Dakarmidi – Cruelle ironie du sort, dans l’Amérique passée sous pavillon nationaliste, n’est-il pas ubuesque que l’une de ses plus grandes championnes, médaillée aux derniers Jeux Olympiques de Rio, qui a porté haut ses couleurs sur la piste d’escrime où elle a fait mouche, soit retenue pendant deux longues heures par de très zélés douaniers, frappée de l’interdiction d’entrée dans son propre pays ?
On pourrait se gausser de cette mésaventure kafkaïenne survenue dans un aéroport de l’autre côté de l’Atlantique, si sa nature absurde n’avait laissé transparaître des aspects bien plus ténébreux et oppressants, à travers l’application rigoureuse, jusqu’à l’arbitraire, du décret anti-immigration signé par Trump avec une hâte malsaine…
Celle qui a eu droit à ce comité d’accueil pointilleux à l’extrême, pour ne pas dire franchement hostile, faisant les frais de l’islamophobie d’Etat érigée en système de gouvernance à Washington, n’est autre que Ibtihaj Muhammad, l’épéiste de talent entrée doublement dans l’histoire de l’Olympisme en tant que première athlète voilée à y participer et à s’y illustrer brillamment.
Abonnée aux premières places dans une discipline où sa dextérité fait merveille depuis l’âge de 13 ans, la première Américaine à concourir aux JO revêtue d’un hijab conçu spécialement pour la compétition, désignée de surcroît par le magazine Time comme l’une des personnalités les plus influentes au monde, peine à se remettre de la terrible humiliation qui lui a été infligée à son retour chez elle. Un retour à l’âpre réalité du « Home, sweet home » à la mode « trumpienne »…
« J’ai été personnellement retenue à la douane pendant deux heures, il y a quelques jours », a confié mardi Ibtihaj Muhammad au site Pop Sugar, encore sous le coup de l’émotion. «Je ne sais pas pourquoi. Je ne peux pas vous dire pourquoi cela m’est arrivé à moi, mais je sais que je suis musulmane. J’ai un nom arabe. Et même si je représente l’équipe des USA et que je transporte du matériel olympique, cela ne change pas mon apparence ni la manière dont les gens me perçoivent », s’est-elle désolée, avant de dire combien elle en a gros sur le cœur : « C’était très dur. En tant qu’être humain, ma réponse a été de pleurer parce que j’étais triste, bouleversée, découragée, et simplement déçue ».
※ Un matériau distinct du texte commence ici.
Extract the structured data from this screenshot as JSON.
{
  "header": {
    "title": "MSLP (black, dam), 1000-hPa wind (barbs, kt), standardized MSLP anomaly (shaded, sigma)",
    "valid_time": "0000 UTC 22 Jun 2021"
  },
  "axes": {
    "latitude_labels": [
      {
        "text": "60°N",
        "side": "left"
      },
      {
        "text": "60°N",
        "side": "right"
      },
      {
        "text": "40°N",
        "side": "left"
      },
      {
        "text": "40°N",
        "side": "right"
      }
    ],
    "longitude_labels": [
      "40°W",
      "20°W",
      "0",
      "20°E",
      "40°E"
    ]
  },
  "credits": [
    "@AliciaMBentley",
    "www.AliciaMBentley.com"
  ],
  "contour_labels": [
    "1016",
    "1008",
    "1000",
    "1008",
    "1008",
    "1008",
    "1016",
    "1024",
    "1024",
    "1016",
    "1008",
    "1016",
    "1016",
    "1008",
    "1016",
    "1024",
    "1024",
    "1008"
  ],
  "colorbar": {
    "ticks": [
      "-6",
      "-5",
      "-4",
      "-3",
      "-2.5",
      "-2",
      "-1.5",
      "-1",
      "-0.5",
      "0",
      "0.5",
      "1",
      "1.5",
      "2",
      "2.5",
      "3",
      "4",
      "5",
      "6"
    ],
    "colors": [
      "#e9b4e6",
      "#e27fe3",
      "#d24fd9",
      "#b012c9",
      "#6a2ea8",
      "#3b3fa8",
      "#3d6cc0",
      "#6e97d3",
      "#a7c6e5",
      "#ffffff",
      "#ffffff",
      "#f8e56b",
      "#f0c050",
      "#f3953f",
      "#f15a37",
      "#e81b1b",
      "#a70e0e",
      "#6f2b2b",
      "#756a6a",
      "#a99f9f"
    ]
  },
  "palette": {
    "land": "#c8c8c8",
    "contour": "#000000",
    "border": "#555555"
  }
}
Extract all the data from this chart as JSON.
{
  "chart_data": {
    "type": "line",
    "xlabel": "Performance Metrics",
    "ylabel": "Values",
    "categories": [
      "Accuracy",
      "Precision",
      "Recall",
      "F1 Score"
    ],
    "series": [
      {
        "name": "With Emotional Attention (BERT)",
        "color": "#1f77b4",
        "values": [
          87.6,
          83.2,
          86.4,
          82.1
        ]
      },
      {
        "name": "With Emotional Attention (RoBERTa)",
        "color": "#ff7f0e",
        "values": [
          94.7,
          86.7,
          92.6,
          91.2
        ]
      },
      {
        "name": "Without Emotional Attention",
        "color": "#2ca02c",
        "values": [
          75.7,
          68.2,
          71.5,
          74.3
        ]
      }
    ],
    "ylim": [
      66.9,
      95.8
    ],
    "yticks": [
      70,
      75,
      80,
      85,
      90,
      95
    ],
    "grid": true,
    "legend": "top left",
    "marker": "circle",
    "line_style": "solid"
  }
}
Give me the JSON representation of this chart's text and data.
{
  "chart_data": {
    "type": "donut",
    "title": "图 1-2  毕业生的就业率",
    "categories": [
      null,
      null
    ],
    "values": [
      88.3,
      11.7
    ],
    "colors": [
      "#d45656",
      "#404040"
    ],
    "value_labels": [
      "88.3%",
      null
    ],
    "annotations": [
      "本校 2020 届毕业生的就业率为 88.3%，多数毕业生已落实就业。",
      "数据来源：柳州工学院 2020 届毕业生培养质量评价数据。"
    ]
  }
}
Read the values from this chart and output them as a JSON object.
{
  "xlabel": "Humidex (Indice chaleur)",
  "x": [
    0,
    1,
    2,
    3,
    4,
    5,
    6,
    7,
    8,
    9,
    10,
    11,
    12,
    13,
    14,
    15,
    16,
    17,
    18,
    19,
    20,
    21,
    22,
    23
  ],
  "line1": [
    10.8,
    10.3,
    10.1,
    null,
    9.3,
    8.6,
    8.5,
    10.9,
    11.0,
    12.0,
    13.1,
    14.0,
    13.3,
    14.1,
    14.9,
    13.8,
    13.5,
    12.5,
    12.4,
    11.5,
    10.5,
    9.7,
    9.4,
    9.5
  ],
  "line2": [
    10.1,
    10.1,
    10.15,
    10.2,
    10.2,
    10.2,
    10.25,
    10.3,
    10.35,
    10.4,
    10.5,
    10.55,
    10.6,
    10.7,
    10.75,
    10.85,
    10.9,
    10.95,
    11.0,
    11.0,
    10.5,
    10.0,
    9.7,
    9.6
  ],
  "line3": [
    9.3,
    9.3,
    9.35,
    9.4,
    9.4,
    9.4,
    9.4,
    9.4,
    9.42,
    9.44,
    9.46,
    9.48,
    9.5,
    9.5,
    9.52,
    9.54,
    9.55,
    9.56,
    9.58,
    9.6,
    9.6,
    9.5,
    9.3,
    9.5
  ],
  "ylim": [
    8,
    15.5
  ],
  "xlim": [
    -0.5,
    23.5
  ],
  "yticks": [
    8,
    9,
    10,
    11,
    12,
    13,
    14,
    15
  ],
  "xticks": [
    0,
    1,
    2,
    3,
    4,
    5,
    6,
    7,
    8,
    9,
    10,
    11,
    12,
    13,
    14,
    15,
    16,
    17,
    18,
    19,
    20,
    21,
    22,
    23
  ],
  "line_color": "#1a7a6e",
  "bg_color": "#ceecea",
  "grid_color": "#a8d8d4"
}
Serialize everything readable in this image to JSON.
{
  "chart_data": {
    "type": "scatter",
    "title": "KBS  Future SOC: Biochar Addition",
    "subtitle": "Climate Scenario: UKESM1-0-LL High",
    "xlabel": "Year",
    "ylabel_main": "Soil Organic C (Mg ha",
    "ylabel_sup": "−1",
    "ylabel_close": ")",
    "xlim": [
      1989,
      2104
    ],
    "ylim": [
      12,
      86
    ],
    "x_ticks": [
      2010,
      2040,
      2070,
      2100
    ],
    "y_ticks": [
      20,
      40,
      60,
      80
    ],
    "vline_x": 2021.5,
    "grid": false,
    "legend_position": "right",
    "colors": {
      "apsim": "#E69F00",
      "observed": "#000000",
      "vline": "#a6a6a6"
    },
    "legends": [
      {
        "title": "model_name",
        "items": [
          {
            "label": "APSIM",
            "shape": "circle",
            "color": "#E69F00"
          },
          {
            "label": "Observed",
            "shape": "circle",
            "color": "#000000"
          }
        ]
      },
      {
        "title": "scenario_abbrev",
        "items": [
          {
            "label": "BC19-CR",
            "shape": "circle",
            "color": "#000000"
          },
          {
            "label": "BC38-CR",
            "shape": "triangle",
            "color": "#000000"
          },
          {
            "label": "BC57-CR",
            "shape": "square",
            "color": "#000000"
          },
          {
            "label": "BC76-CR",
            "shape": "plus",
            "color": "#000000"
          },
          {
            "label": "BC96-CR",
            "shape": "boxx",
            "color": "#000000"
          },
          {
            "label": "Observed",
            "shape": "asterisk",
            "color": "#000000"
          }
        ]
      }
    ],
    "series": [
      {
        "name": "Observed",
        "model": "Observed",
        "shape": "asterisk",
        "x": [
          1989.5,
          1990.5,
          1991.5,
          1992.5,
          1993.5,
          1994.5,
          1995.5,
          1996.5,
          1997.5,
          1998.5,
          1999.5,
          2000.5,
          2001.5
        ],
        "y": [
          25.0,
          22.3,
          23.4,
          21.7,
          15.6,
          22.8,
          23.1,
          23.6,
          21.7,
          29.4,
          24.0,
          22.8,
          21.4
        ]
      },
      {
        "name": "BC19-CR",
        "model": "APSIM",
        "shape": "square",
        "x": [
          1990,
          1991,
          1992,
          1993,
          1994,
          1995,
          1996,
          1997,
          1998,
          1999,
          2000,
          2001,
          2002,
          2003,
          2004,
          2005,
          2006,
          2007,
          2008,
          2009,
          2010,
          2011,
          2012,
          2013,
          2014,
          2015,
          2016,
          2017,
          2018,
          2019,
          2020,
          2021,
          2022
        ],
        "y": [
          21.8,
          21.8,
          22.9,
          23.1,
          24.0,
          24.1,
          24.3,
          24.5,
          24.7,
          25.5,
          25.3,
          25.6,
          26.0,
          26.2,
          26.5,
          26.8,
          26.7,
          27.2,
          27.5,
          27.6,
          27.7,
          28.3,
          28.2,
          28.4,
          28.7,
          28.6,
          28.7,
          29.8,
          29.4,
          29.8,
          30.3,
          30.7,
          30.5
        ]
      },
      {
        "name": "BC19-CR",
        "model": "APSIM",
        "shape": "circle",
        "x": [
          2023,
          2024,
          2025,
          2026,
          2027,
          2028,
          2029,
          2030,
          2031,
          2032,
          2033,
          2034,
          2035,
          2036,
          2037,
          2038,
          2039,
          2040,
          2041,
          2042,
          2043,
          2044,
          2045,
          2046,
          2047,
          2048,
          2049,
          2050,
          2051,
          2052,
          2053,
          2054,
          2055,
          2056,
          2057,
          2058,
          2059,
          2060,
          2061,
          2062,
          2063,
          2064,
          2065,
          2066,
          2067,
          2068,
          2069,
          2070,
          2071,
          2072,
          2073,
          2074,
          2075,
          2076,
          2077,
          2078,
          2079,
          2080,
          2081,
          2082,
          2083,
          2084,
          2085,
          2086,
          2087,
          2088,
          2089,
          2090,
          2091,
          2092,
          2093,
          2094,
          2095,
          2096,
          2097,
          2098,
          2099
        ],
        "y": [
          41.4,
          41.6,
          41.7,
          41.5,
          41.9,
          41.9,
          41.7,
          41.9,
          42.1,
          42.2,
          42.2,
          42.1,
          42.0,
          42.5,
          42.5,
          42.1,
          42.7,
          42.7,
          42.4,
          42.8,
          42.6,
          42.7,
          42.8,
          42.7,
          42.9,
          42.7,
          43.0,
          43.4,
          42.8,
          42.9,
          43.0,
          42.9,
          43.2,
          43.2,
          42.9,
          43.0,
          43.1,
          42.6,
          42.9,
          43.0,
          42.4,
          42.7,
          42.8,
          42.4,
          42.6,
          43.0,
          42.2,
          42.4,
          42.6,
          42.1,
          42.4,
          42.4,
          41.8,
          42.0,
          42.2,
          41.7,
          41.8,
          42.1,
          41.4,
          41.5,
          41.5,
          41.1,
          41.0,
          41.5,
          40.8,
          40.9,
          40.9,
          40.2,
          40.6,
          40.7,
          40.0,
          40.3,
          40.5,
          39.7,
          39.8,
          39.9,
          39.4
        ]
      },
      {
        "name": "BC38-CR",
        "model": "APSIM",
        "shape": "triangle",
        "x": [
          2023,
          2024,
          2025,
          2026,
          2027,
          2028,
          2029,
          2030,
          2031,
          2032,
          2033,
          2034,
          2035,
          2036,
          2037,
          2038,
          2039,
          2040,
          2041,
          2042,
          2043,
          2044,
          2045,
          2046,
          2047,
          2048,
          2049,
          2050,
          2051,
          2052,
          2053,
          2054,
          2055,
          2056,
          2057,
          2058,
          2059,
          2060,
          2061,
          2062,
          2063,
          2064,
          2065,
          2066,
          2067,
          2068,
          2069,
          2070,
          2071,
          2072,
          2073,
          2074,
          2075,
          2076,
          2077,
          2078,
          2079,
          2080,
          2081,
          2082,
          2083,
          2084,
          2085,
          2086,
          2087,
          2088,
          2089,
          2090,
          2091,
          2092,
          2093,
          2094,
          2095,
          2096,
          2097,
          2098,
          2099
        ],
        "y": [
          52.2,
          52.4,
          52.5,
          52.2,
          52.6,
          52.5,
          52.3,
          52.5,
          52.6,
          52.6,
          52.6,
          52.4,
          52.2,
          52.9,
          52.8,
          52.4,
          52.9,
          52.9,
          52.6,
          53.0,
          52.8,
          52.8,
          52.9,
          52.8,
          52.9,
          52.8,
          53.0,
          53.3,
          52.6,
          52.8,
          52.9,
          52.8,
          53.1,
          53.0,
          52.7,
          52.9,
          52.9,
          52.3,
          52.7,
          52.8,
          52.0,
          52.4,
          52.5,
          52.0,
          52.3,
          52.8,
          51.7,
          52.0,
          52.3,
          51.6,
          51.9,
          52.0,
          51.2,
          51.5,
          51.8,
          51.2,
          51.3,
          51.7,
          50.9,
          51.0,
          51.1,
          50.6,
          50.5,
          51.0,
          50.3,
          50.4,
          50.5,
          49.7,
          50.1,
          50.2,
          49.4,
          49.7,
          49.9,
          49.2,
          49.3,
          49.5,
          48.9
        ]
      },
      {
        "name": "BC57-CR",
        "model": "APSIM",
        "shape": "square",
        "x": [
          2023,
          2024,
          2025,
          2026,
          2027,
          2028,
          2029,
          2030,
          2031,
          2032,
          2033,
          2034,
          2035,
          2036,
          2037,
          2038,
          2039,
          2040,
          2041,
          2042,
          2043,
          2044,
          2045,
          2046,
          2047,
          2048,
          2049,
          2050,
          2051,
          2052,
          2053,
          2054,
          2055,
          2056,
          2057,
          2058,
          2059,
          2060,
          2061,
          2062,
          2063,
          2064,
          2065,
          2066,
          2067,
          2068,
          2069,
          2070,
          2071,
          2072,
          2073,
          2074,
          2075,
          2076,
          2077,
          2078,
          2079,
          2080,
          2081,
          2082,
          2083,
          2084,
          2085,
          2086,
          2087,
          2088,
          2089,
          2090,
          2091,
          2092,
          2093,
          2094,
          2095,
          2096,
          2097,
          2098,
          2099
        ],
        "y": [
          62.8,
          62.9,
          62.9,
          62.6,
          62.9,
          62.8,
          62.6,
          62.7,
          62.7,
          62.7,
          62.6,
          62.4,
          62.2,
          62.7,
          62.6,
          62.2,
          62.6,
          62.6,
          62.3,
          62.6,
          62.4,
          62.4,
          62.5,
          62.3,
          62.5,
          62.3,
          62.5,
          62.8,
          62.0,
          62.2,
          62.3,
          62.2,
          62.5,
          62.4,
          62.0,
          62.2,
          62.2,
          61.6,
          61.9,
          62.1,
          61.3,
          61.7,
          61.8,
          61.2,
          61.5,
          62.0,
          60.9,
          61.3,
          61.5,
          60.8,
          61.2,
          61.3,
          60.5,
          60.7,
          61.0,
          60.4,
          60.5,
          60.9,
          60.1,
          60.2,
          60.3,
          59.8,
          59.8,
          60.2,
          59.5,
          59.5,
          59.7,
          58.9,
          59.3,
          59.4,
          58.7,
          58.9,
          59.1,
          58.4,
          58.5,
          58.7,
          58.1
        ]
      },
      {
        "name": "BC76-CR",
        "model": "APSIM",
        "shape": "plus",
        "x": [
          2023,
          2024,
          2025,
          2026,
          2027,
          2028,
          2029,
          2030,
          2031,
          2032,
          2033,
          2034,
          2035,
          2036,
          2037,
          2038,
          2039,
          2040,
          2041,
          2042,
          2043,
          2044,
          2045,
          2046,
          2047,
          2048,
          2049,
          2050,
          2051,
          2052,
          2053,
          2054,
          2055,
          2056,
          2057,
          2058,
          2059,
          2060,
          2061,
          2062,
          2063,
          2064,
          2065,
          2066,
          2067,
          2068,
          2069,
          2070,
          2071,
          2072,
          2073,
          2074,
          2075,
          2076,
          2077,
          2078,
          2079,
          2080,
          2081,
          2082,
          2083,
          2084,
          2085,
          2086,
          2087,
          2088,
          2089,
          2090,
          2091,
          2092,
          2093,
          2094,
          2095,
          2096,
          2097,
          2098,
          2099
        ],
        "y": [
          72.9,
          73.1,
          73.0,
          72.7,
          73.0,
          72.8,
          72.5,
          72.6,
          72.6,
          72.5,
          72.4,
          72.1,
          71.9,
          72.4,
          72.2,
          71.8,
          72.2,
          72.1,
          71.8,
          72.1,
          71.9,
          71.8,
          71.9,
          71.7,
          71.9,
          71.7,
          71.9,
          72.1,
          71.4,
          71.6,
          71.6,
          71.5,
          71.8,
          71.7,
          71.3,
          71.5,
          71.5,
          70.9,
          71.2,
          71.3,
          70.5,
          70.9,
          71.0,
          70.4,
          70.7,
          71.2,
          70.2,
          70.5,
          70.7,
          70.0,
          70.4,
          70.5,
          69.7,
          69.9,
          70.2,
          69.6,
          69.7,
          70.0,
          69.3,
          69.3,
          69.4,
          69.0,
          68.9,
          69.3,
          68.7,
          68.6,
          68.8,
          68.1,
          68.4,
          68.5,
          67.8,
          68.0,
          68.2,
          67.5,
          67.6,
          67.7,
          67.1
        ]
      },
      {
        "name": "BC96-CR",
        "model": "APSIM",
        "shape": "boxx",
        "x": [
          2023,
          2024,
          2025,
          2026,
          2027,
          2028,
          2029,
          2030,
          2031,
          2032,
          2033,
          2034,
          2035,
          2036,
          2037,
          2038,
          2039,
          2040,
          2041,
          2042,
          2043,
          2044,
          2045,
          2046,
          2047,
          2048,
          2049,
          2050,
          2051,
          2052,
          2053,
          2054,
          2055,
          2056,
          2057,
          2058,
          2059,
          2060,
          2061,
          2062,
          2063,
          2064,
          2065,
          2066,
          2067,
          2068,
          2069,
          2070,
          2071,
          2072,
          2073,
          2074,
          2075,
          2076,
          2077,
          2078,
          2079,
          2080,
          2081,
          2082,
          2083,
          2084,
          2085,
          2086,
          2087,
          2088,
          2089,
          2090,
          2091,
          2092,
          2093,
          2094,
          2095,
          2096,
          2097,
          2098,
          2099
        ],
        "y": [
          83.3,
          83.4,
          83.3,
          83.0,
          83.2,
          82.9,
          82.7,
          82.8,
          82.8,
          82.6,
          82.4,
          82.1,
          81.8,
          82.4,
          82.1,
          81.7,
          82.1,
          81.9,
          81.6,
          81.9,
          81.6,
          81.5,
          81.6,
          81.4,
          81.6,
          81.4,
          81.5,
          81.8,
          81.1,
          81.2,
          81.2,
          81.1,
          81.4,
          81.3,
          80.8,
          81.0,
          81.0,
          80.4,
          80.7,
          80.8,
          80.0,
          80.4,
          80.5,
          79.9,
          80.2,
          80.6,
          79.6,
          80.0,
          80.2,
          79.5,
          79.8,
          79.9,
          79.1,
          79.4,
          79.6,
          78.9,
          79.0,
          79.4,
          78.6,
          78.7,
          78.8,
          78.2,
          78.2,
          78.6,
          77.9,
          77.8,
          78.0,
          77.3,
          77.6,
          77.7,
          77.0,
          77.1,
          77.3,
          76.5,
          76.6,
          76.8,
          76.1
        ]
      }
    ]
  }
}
Touchée mais pas abattue, Ibtihaj Muhammad, en digne championne d’escrime qu’elle est, n’est pas prête de fendre l’armure sans avoir ferraillé contre une administration Trump qui ne présage rien de bon. Et à ses yeux, la « solidarité qui s’est installée » pourrait être de loin la plus efficace des armes pour torpiller les noirs desseins du 45ème président des Etats-Unis.
« Je pense que nous sortirons grandis de cette situation, en tant que femmes, en tant que personnes de couleur, en tant que musulmans, en tant que transgenres, en tant que personnes qui font parties des communautés discriminées », veut croire, avec le mental d’acier qui la caractérise, celle qui troque avec aisance sa cuirasse d’escrimeuse pour sa casquette de créatrice de la marque de vêtements modestes « Louella », dont elle est tout à la fois l’égérie charismatique et la styliste inspirée.